The actual trial ended on April 18, 1939, and plaintiff filed an opening and closing brief, in neither of which was the disqualification of Judge Byers urged or discussed; and it should be borne in mind that the final briefs were not presented to Judge Byers until June 13, 1939. During all this time, a period of nearly two months, plaintiff knew and had actual knowledge, at least, that Judge Byers owned Radio Corporation of America stock. The question of disqualification of Judge Byers was not raised until after a decision, adverse to plaintiff, had been rendered. I can only conclude from the express words of one of plaintiff’s attorneys, and by subsequent quiescence of plaintiff and his attorneys, that they never intended to raise the disqualification of Judge Byers, but, as a matter of fact, by *972their express language, they waived whatever rights the plaintiff might have had.
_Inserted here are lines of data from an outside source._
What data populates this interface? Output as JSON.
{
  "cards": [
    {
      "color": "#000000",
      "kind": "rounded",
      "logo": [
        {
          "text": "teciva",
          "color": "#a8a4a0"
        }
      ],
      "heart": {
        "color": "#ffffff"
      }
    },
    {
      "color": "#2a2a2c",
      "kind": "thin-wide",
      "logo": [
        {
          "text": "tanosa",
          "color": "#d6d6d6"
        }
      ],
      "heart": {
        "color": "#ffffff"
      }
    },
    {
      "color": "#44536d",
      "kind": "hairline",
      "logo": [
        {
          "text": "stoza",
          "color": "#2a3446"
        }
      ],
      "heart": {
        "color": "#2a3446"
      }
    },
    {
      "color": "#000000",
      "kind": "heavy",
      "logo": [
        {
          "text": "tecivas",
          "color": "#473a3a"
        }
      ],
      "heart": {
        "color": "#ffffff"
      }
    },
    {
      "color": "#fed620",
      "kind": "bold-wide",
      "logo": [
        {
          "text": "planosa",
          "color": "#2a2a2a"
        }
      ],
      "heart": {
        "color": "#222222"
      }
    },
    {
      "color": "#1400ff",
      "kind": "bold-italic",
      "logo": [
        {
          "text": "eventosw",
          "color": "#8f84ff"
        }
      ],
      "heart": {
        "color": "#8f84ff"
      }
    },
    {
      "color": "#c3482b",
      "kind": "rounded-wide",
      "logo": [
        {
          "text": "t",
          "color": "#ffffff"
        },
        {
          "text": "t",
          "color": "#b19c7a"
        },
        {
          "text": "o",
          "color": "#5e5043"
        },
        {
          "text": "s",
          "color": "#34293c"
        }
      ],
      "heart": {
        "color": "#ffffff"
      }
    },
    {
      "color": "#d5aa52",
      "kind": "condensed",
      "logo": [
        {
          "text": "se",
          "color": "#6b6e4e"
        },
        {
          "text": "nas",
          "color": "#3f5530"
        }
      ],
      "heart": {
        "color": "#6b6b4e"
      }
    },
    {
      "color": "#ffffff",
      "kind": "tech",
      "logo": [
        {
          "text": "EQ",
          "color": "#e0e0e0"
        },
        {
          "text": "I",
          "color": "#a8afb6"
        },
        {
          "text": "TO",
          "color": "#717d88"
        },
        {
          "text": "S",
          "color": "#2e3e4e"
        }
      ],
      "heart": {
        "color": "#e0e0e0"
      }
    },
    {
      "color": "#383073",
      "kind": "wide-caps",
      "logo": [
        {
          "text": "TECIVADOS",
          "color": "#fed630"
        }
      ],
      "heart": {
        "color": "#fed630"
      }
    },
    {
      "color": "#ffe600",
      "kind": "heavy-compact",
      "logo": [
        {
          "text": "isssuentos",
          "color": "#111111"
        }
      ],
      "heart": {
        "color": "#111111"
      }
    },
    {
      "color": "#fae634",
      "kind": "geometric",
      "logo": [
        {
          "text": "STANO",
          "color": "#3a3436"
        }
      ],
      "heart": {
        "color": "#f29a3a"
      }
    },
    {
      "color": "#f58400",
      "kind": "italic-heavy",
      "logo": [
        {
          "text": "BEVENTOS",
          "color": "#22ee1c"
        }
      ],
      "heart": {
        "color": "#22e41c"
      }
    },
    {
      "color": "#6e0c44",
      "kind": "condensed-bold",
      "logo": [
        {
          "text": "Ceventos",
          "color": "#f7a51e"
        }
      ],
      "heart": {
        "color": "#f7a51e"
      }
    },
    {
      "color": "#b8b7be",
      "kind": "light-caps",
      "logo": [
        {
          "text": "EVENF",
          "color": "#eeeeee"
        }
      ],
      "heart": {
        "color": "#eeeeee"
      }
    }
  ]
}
It is apparent that plaintiff’s attorney intended to and did waive whatever rights the plaintiff had, in open court and that the plaintiff, who was in court, acquiesced and is bound by the waiver expressly made.

While it is not necessary for the decision of this motión it might be well to point out the fair mindedness, on this matter, of Judge Byers. It appears by a certificate filed herein by Judge Byers, that in a short time after the trial (on May 10, 1939) he sold his Radio Corporation of America stock, and received $122 for it. It also appears from the said certificate that during the trial there was no statement or suggestion that the General Electric Company had any licenses or rights with respect to the Radtke Patents Corporation, and that he never heard of any such connection until he had read copies of plaintiff’s motion dated the 12th day of August, 1939..

The motion of plaintiff is denied. Settle order on notice.